UPPER MANHATTAN EMPOWERMENT ZONE

East Harlem Workforce Development Initiative to Place 180 Individuals in Jobs by Spring 2017

Date:    Thursday, December 3, 2015

The 2013 American Community Survey revealed that 11.5 percent of East Harlem residents were unemployed. The Upper Manhattan Empowerment Zone Workforce Development Initiative awarded a $482,874 grant to STRIVE, a Harlem-based workforce development provider, to increase local hiring in the community. In the Fall of 2014, STRIVE launched the East Harlem Talent Network, a central hub that connects employers in need of skilled and qualified labor with unemployed and under-employed residents. The Network has made 72 job placements as of November 2015, and is on track to place 180 jobseekers by spring 2017. In order to ensure the Talent Network’s future success, STRIVE developed a plan to amplify its fundraising capacity and will soon develop a database to better monitor requests from employers and resume submissions from residents seeking employment.

The East Harlem Talent Network applies a uniquely comprehensive approach to workforce development by partnering with community-based organizations, local employers, and residents. Thus far, the Network has collaborated with 102 community-based organizations and 30 local businesses. Employers willingly engage in the partnership because of the savings of time, money, and resources resulting from using the Network’s free pre-screening and background check services. The added benefit is that hiring locally reduces employee absences caused by inclement weather and public transit delays. The East Harlem Talent Network is unique in its commitment to servicing residents of the Empowerment Zone and other areas of Upper Manhattan by requiring that 50% of placed participants reside in East Harlem, 30% in Upper Manhattan, and 20% in other neighborhoods of New York City.

ChaiWali, a new Indian-inspired restaurant located on 124th Street and Lenox Avenue, hired 21 individuals through the East Harlem Talent Network. A famed bakery on 116th and St. Nicholas Avenue, Make My Cake, also partnered with the Network to hire three of its staff members.

Kenneth J. Knuckles, President and Chief Executive Officer of the Upper Manhattan Empowerment Zone, notes: “UMEZ is proud to support an innovative effort that addresses the need for employment by fostering partnerships with community organizations, employers, and local residents. Its success lies in its collaborative process, local focus, and response to current market needs. We celebrate this milestone in the East Harlem Talent Network’s trajectory and look forward to future success.”

STRIVE

STRIVE is an experienced provider of workforce development services located in East Harlem.
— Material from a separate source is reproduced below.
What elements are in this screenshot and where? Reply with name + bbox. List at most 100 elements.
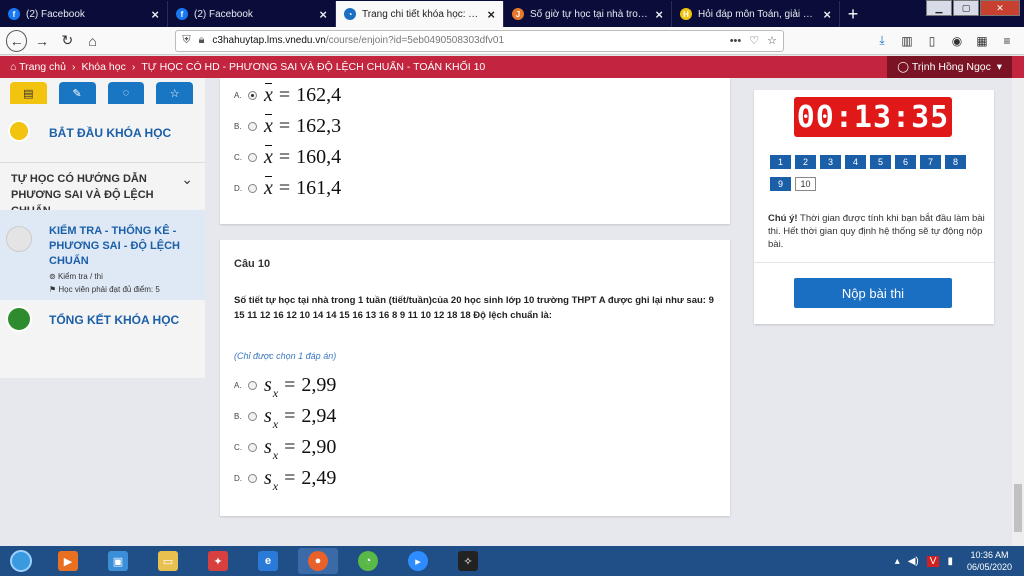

Its mission is to help people acquire the life-changing skills and attitudes needed to overcome challenging circumstances, find sustained employment, and become valuable contributors to their families, their employers, and their communities. The organization is committed to serving the hardest-to-employ, most at-risk individuals. These include the long-term unemployed, the formerly incarcerated, disconnected youth, recovering addicts, public assistance recipients, veterans, the homeless, and the working poor. The STRIVE employment model is offered by 20 community-based organizations in the U.S. and overseas. Since 1984, its groundbreaking curriculum has helped 60,000 individuals enter the workforce worldwide.

THE UPPER MANHATTAN EMPOWERMENT ZONE

Since its founding in 1996, the Upper Manhattan Empowerment Zone (UMEZ) has been a primary catalyst in the revitalization of Upper Manhattan. UMEZ’s investments, upwards of $225 million to date, have provided funding to numerous organizations, businesses and institutions that drive the local economy, create jobs, and add to the vibrancy of New York City. Significantly, these funds have also been leveraged to generate over $1 billion in private capital investments into Upper Manhattan. UMEZ continues to be a leader in re-establishing the area as one of New York’s most dynamic cultural districts through the creation of the Cultural Industry Investment Fund, established in 2004.